15. Let cool colors dominate. “I don’t change my palette much for ‘day-turne’ paintings,” says Bill Cramer, “but I avoid cadmium reds and yellows, reaching instead for ultramarine blue, cobalt blue, cerulean blue, cadmium lemon yellow, and alizarin crimson, plus titanium white. This keeps things cooler and bluer…

16. “Any warm colors tend to be in the foreground and are pushed toward gray — reds are more violet or even dull orange, while yellows and greens are more deep ochre or teal…

17. And, “Imagination is key,” Cramer continued. “You can get away with a lot in these paintings because they are essentially made up. Some elements of the scene have to be revealed. If you painted it as a true-to-life night scene, there would be almost nothing to see!”

Painting nocturnes in plein air
Joshua Been, “Dumpster Light,” oil, 2017, 8 x 8 in., private collection, plein air

18. Focus on natural light. “With an understanding of light and shadow patterns, the artist needs to change the color harmony and lower the key of the painting to make a daytime scene look like a moonlit one,” says Joshua Been. “The catch is that it only works in a scene with no manmade sources of light. A lit window blasting secondary light into a moonlit scene might be what you want to paint, but it can’t be invented from daylight information alone. Scenes with artificial light must be painted on location.

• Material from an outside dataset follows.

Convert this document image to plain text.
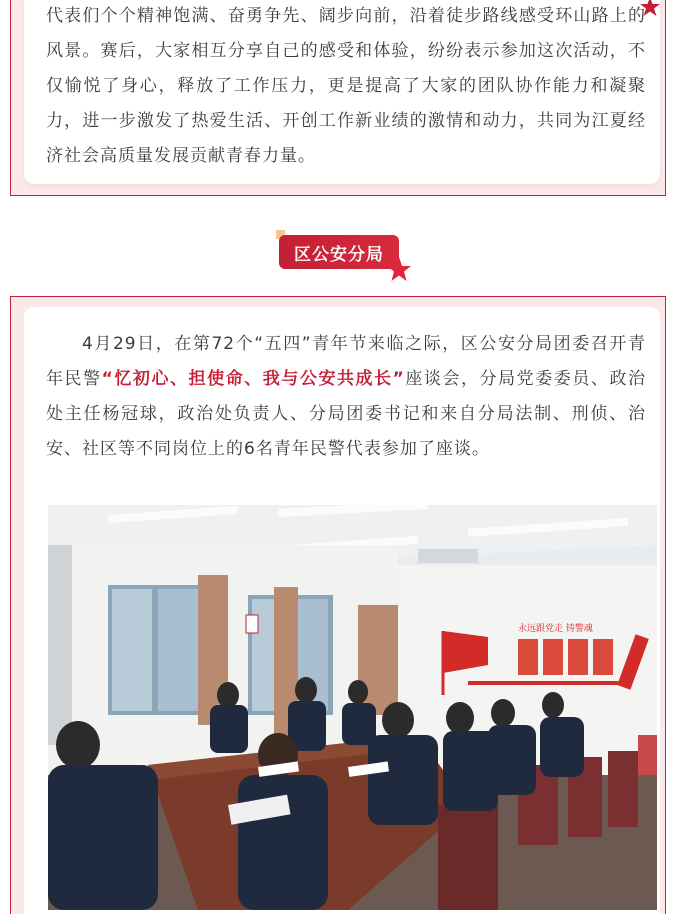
代表们个个精神饱满、奋勇争先、阔步向前，沿着徒步路线感受环山路上的风景。赛后，大家相互分享自己的感受和体验，纷纷表示参加这次活动，不仅愉悦了身心，释放了工作压力，更是提高了大家的团队协作能力和凝聚力，进一步激发了热爱生活、开创工作新业绩的激情和动力，共同为江夏经济社会高质量发展贡献青春力量。

区公安分局

4月29日，在第72个“五四”青年节来临之际，区公安分局团委召开青年民警“忆初心、担使命、我与公安共成长”座谈会，分局党委委员、政治处主任杨冠球，政治处负责人、分局团委书记和来自分局法制、刑侦、治安、社区等不同岗位上的6名青年民警代表参加了座谈。

永远跟党走 铸警魂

“The outcome is much more manageable when exchanging sunlight information with moonlight, even while painting on location during the day. When analyzing nocturne paintings by Frederic Remington and Frank Tenney Johnson, there is often no other source of light, other than an occasional campfire. These scenes have a deliberate change of color harmony to create a feel of radiant moonlight. The light and shadow information from a sunlit scene can be replaced by moonlit color harmony, value, and color contrast to read convincingly as a scene drenched in moonlight, as I did in ‘Moonlit Lakes’.”

Painting nocturnes in plein air
Joshua Been, “Moonlit Lakes,” oil, 2017, 8 x 8 in., private collection, plein air

19. Keep values low key. “The palette of colors could be pretty much anything — either a full palette or a restricted one,” says James Gurney. “It’s the mixtures and the handling that count. For me, however, the painting probably ought to be almost monochromatic in color, slightly bluish, with softened edges and a suppression of detail in the shadow masses, as well as an overall low-key value range.”